(Reuters) –China‘s Tencent Music Entertainment Group beat analysts‘ estimates for third-quarter profit on Monday, as efforts to bolster content attracted more paying users to its Spotify-like music streaming platform.
Online music paying users jumped 37.7% to 71.2 million from a year earlier, while it increased by 5 million from the prior quarter.
The results come amid a regulatory crackdown in China on sectors from tech to education and property.

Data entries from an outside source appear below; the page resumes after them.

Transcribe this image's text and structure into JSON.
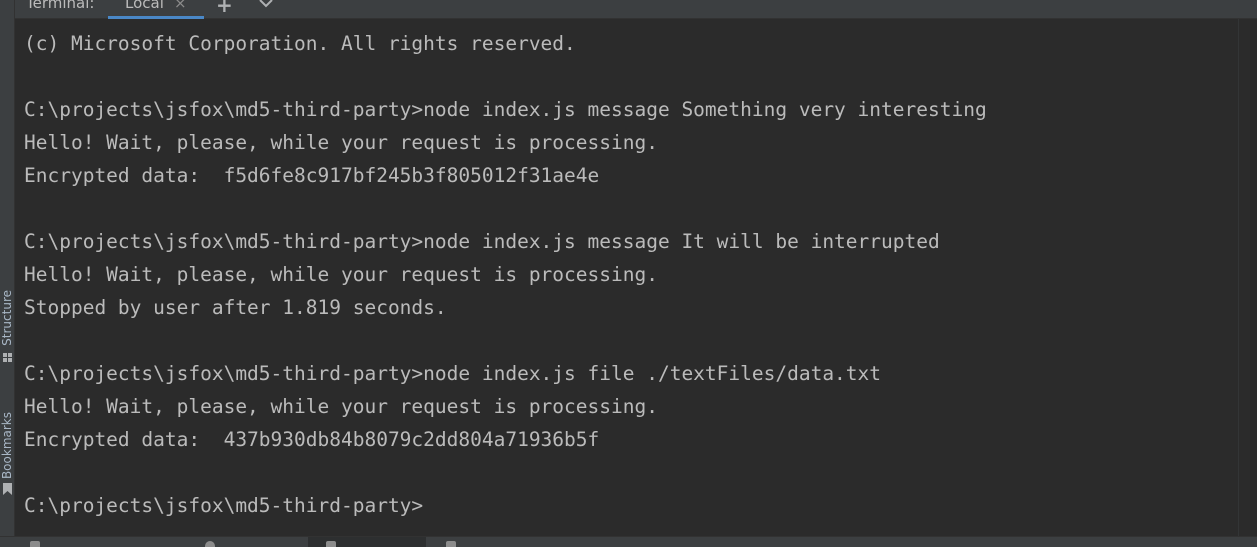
{
  "toolwindow": {
    "title": "Terminal:",
    "tabs": [
      {
        "label": "Local",
        "close_glyph": "×",
        "active": true
      }
    ],
    "add_tab_glyph": "+",
    "more_icon": "chevron-down-icon"
  },
  "left_stripe": {
    "items": [
      {
        "label": "Structure",
        "icon": "structure-icon"
      },
      {
        "label": "Bookmarks",
        "icon": "bookmark-icon"
      }
    ]
  },
  "terminal": {
    "lines": [
      "(c) Microsoft Corporation. All rights reserved.",
      "",
      "C:\\projects\\jsfox\\md5-third-party>node index.js message Something very interesting",
      "Hello! Wait, please, while your request is processing.",
      "Encrypted data:  f5d6fe8c917bf245b3f805012f31ae4e",
      "",
      "C:\\projects\\jsfox\\md5-third-party>node index.js message It will be interrupted",
      "Hello! Wait, please, while your request is processing.",
      "Stopped by user after 1.819 seconds.",
      "",
      "C:\\projects\\jsfox\\md5-third-party>node index.js file ./textFiles/data.txt",
      "Hello! Wait, please, while your request is processing.",
      "Encrypted data:  437b930db84b8079c2dd804a71936b5f",
      "",
      "C:\\projects\\jsfox\\md5-third-party>"
    ]
  },
  "colors": {
    "background": "#2b2b2b",
    "text": "#bbbbbb",
    "accent": "#4a88c7",
    "chrome": "#3c3f41"
  }
}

The company’s parent, Tencent Holdings, said in August it had ended all exclusive music copyright agreements after regulators barred it from such deals.
Excluding items, Tencent Music earned 0.61 yuan per American Depository Share (ADS), topping estimates of 0.49 yuan per ADS, according to Refinitiv IBES.
“While the online music industry in China is adapting to regulatory changes and facing competition for time spent from short video services, we will continue to differentiate both our online music and social entertainment services and execute our dual engine content-and-platform strategy,” Executive Chairman Cussion Pang said in a statement.
Tencent Music’s social entertainment services business, which includes karaoke platforms where users can live stream concerts is its primary source of revenue.
Total revenue rose 3% to 7.805 billion yuan ($1.22 billion) in the third quarter, while analysts had expected 7.845 billion yuan.
Profit attributable to equity holders of the company fell to 740 million yuan, from 1.13 billion yuan a year earlier.